Dreams has loads of tutorials that encompass arranging objects, adding sound to a scene, composing your own sounds, adding logic and effects, and painting or sculpting. It can be underwhelming and tedious to go through them all if you just want to start creating, but they're pretty good. The tutorials usually present a level that has to be filled in with sounds or mechanics to reach the end of a stage. To teach you the basics, the tutorials gamify the process of adding things to a scene to make it work as intended. There are also masterclasses for bigger projects and smaller how-to videos that focus on small but specific objectives, like creating a squeaking door. With each little tidbit of information, things slowly fall into place and make more sense.

Like all things, there is a time investment to Dreams, and while it isn't as lengthy as learning game development, it isn't exactly a short period of time, either. You don't have to know code, but building logic may not be inherently easy. There's a multitude of nodes that we can use to craft things such as health bars, puzzles, elaborate environments, and inventories that react to the player's actions. It's often not a question of whether something is possible, but rather how complex the build process will be. That is impressive potential for Dreams' $40 price tag.

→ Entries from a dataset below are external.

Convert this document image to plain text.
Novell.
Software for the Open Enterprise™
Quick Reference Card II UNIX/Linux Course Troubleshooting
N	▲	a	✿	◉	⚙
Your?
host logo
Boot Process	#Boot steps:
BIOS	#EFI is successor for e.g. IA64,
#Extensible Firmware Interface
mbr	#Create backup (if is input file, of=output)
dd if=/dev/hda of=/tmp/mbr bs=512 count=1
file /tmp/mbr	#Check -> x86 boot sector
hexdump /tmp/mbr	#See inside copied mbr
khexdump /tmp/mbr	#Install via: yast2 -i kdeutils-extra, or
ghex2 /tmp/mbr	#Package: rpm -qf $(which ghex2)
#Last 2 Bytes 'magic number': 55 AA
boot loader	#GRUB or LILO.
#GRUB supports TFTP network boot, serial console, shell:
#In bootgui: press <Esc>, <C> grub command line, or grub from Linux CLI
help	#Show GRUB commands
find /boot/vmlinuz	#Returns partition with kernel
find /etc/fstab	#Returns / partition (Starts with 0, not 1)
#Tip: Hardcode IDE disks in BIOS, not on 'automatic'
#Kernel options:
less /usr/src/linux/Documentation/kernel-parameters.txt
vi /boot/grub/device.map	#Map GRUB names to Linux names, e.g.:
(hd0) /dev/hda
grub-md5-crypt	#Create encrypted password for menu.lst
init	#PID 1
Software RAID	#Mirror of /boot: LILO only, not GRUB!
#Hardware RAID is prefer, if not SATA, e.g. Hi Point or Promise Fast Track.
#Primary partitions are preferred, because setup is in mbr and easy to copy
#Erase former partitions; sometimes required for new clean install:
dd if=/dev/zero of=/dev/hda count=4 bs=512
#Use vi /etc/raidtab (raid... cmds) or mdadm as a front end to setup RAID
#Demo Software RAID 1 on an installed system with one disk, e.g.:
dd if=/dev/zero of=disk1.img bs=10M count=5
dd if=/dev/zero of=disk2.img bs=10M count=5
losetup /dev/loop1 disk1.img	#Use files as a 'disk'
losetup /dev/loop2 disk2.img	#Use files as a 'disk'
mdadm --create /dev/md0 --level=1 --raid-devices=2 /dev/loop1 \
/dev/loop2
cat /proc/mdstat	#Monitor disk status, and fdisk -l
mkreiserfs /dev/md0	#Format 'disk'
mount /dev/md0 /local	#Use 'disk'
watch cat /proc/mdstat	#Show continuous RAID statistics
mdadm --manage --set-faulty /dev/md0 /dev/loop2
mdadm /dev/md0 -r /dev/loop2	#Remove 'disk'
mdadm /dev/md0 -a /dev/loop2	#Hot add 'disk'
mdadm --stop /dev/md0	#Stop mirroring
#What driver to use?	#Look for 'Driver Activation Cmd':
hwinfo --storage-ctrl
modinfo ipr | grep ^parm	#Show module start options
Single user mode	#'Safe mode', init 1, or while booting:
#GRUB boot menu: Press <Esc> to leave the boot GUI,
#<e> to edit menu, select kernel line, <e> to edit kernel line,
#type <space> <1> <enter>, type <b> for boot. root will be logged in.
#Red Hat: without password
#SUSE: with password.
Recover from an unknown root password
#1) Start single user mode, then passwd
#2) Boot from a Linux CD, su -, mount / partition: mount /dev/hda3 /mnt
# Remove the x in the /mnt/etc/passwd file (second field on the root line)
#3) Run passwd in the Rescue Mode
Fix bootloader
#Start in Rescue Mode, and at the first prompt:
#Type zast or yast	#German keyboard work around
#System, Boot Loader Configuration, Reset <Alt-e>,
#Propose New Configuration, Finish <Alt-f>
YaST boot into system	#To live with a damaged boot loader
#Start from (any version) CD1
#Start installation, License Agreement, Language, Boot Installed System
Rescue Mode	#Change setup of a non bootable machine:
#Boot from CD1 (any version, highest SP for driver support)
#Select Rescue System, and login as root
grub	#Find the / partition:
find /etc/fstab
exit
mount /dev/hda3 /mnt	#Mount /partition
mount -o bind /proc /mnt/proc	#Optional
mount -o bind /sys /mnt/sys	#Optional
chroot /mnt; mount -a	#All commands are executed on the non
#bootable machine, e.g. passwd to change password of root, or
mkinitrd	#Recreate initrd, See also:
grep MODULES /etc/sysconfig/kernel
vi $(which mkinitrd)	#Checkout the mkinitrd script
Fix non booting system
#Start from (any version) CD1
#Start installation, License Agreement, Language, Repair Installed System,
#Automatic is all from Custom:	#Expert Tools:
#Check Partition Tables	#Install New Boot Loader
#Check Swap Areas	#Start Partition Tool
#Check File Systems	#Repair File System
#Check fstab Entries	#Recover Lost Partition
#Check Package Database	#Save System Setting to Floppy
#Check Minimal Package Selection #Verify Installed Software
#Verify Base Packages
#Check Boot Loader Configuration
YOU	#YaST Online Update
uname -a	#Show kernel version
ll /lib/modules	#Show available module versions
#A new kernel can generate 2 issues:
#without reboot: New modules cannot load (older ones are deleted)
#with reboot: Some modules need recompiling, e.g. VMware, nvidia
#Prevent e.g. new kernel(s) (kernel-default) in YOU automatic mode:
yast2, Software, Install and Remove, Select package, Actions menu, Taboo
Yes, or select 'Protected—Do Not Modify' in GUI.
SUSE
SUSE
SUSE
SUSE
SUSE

The same is true for placing objects that can be copied, structured and placed in a variety of ways, so repeat actions are fast and natural. I could talk for ages about the editor and its small and subtle ways in which it makes things much easier, but that would take ages to get through. Everything that you'd want to do is probably here, and it's easy to use without hindering your options too much.


A lot of that ease of use hinges on the controls. As mentioned earlier, our imp cursor is the universal tool to move and alter objects. It's moved by the motion controls of the DualShock and works amazingly well, but the controls can occasionally feel imprecise. The game has options to negate the freehand motion controls with grids to align objects or the option to snap objects to the closest right angle, but as soon as you're trying to draw something freehand, things get trickier. In those instances, the Move controllers are the better choice, and you can alternate between both input methods. Adding the possibility of mouse/keyboard controls wouldn't be the worst idea to provide more options for those who need them. If you have to decide on one control option, the DualShock with motion controls is the best general option for beginners, since it has more buttons for increased functionality.

The technical side is another aspect of Dreams. The game has a performance and resolution mode on PS4 Pro, while the regular PS4 only offers a default mode. Just like other developers, creators are responsible for keeping their creations playable, which is why each creation has three thermometers to indicate how much more can be added to a scene before it reaches a critical point and impacts performance. There are several ways to avoid this, such as cloning assets rather than creating new ones. Overall, everything I've seen so far looks clean and performs well on my Pro. Some creations stutter noticeably when people placed too many objects or added weirdly looping logic to their creations, but that is part of the experience. If it bothers you, why not remix and optimize it yourself? It's probably fair to say that Dreams will live on with the release of the PS5.

Dreams is a social network, a content platform, and a creative suite all in one. It's probably the hardest game to review, but it is easy to fall in love with it. It is incredibly polished and does exactly what it promised to. It isn't perfect, but it is as close as it can be given the game's incredible scope and ambition. There are only minor gripes I can report, and even those pale in comparison to the many things that it does right. It's unknown whether Dreams' potential is going to be realized by the community. It isn't at the point where Dreams is a must-buy for the content alone, but it's vital if you're curious about the game development process.